Olivier, Camerounais réfugié à Athènes: «les paroles du Pape sont un soulagement»
Manuella Affejee - Athènes
Olivier est fin prêt ; vêtu d’une belle tenue traditionnelle de son pays, le Cameroun, une petite bouteille d’huile d’olive qu’il compte faire bénir dans son sac, il se rend au Megaron Concert Hall, palais musical d’Athènes, où le Pape s’apprête à célébrer la messe, entouré d’une toute partie de la communauté catholique locale. Car les billets distribués n’ont été que peu nombreux, en raison des normes sanitaires en vigueur. Olivier figure donc parmi les chanceux.
L'Église, son point de repère
Cela fait désormais 4 ans qu’il se trouve à Athènes, au terme d’une angoissante errance. Cet ingénieur en informatique a dû quitter son pays natal, ses parents et sa femme enceinte de 3 mois suite à de «gros problèmes», raconte-il sans plus entrer dans les détails. Il parvient jusqu’en Turquie ; c’est là qu’il comprend ce qu’implique une traversée de la mer Égée, sur un canot pneumatique exigu, où s’entassent une quarantaine de personnes. Il n’était pas préparé à cela, mais il n’a plus le choix : c’est au bout de la 6e tentative qu’il rejoint les rivages de l’île de Samos. Après y être resté un certain temps, il arrive à Athènes. Comme tant d’autres personnes dans son cas, Olivier doit, dans un premier temps, vivre dans la rue. Son seul abri et point de repère : l’église. « Quand j’arrive sur un territoire étranger, je me dirige immédiatement vers l’église catholique », explique ce croyant fervent, qui propose de servir la communauté par le chant et l’animation liturgique. Le père Pierre Salembier, supérieur des jésuites de Grèce, lui offre alors un travail à la bibliothèque du couvent de la Compagnie de Jésus et accompagne Olivier dans ses lourdes démarches administratives.
La prière du Pape, celle de toute l'Église
Sa paroisse, composée essentiellement d’Africains, est sa nouvelle famille, même si celle qu’il a laissée à Douala lui manque terriblement. Surtout sa petite fille de 3 ans, qu’il n’a jamais vue autrement que via les réseaux sociaux, à qui il s’adresse via un écran, qu’il n’a jamais embrassée ou serrée dans ses bras. Une relation père-fille pour le moins frustrante qu’Olivier s’est vu contraint d’accepter, non sans souffrance, au vu des circonstances qui sont les siennes.
Le cri lancé une fois encore par le Pape François depuis Lesbos, Olivier le fait sien.

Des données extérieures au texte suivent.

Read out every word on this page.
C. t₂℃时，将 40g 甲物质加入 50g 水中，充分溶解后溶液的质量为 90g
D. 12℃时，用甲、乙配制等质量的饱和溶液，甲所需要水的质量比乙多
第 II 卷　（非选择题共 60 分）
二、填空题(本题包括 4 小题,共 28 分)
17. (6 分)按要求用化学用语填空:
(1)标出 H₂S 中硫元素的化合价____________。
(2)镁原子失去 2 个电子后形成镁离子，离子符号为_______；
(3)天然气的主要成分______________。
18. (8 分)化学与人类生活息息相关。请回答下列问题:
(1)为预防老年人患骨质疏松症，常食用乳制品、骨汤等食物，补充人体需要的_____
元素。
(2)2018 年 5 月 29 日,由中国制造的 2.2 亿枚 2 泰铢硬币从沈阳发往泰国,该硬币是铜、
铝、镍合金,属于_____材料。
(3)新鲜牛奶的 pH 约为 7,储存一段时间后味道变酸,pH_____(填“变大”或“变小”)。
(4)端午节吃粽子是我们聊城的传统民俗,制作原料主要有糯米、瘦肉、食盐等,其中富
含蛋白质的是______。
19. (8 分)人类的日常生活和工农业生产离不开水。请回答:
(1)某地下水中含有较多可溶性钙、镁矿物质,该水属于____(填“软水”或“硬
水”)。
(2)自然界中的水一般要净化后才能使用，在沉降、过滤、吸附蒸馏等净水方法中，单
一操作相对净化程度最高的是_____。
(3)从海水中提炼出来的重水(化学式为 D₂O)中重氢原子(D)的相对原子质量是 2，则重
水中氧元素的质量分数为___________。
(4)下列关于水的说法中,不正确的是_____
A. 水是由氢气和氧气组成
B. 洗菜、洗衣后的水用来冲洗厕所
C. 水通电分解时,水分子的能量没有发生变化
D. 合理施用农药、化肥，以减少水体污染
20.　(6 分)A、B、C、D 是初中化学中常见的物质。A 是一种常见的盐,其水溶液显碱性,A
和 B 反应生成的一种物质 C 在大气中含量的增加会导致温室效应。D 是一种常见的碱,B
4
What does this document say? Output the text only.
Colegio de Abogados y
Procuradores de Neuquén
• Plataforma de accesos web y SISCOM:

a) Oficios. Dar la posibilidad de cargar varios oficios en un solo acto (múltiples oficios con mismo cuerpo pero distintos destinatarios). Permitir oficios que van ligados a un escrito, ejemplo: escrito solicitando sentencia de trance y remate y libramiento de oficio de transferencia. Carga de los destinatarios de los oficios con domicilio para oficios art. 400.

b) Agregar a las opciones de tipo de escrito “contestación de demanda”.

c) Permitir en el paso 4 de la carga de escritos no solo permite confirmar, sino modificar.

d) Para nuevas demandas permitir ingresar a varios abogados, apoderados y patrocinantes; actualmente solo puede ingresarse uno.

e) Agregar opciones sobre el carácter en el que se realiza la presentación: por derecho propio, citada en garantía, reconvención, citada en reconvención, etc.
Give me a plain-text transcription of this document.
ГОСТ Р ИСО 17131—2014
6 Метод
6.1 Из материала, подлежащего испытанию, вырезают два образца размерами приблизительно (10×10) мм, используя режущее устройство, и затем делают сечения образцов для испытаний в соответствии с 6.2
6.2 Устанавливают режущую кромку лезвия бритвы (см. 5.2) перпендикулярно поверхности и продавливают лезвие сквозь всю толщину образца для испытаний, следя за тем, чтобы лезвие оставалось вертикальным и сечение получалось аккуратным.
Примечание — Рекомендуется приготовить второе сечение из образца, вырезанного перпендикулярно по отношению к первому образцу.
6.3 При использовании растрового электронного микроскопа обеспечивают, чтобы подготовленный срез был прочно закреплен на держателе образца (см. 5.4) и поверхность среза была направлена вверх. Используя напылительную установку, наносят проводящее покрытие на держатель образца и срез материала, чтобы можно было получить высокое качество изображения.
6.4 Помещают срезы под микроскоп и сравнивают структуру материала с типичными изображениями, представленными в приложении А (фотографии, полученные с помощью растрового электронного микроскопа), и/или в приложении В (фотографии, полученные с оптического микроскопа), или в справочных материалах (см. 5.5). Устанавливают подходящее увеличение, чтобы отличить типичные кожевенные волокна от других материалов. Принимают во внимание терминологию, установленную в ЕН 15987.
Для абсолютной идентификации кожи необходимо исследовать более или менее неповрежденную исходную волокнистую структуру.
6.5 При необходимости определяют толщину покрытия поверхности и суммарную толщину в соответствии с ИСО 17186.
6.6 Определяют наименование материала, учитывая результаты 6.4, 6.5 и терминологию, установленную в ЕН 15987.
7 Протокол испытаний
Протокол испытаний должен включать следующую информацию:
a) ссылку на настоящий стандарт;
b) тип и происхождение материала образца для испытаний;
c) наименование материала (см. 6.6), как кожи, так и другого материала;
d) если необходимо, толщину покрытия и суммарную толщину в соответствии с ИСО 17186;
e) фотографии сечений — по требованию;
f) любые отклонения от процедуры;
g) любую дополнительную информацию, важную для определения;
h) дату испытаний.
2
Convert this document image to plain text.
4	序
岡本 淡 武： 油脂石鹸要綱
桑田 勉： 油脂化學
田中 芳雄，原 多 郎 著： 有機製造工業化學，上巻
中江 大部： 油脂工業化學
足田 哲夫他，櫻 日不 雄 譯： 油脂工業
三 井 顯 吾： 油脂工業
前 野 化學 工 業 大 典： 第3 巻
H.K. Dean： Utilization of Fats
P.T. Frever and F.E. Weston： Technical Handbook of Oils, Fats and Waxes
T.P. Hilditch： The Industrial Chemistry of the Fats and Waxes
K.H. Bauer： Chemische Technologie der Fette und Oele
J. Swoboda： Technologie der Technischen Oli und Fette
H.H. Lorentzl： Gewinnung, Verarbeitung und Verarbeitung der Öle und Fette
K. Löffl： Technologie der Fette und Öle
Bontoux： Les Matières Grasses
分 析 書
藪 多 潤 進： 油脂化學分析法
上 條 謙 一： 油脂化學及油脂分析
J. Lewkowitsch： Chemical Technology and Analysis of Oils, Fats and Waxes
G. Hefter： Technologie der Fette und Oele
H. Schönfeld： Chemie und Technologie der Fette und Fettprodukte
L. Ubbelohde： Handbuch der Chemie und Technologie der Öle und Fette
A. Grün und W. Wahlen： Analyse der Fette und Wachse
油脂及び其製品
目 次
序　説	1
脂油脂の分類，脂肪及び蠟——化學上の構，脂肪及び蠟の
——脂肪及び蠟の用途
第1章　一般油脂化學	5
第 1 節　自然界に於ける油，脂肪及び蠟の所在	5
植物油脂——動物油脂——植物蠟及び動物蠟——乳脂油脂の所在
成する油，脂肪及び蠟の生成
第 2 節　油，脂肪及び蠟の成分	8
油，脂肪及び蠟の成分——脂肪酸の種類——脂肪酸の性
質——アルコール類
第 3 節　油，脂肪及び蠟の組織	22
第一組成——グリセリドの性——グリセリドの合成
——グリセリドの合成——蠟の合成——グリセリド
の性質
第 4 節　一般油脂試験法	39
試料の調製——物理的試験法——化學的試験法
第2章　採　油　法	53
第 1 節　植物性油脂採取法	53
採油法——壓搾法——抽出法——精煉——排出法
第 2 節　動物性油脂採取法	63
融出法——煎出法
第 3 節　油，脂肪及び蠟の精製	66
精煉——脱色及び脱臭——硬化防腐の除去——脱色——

Les paroles de François lui procurent «un soulagement énorme» : «il était temps que quelqu’un d’important pense à nous autres, demandeurs d’asile et réfugiés !». Lui a connu le camp fermé de Samos et en garde un terrible souvenir : «là-bas, on a l’impression d’être un rien-du-tout, une sous-personne», raconte-il, évoquant des traitements humiliants et traumatisants. «En fait, on quitte une situation difficile chez nous pour en retrouver une autre pire ailleurs», déplore Olivier. L’engagement du Pape n’est pas un fait anodin, superficiel ou de peu d’importance, au contraire. Olivier en est convaincu : lorsque le Successeur de Pierre voyage et parle, c’est toute l’Église universelle, visible et invisible, qui voyage, parle, et prie avec lui. Pour ce catholique convaincu, cette communion orientée vers une seule et même intention est beaucoup plus efficace que des discours politiques sempiternellement ressassés et guère suivis d’effet.
Un rêve : voir enfin sa fille
Ses demandes d’asile ont été déboutées pour le moment, et Olivier est toujours dans l’attente d’un rendez-vous que les autorités grecques tardent à lui donner. Mais il ne perd pas espoir et continue de bâtir d’ambitieux projets. Ne manque pour cela qu’une chose : les retrouvailles avec sa femme et sa petite fille bien aimée. Son unique rêve aujourd’hui : «la voir enfin, comme je vous vois».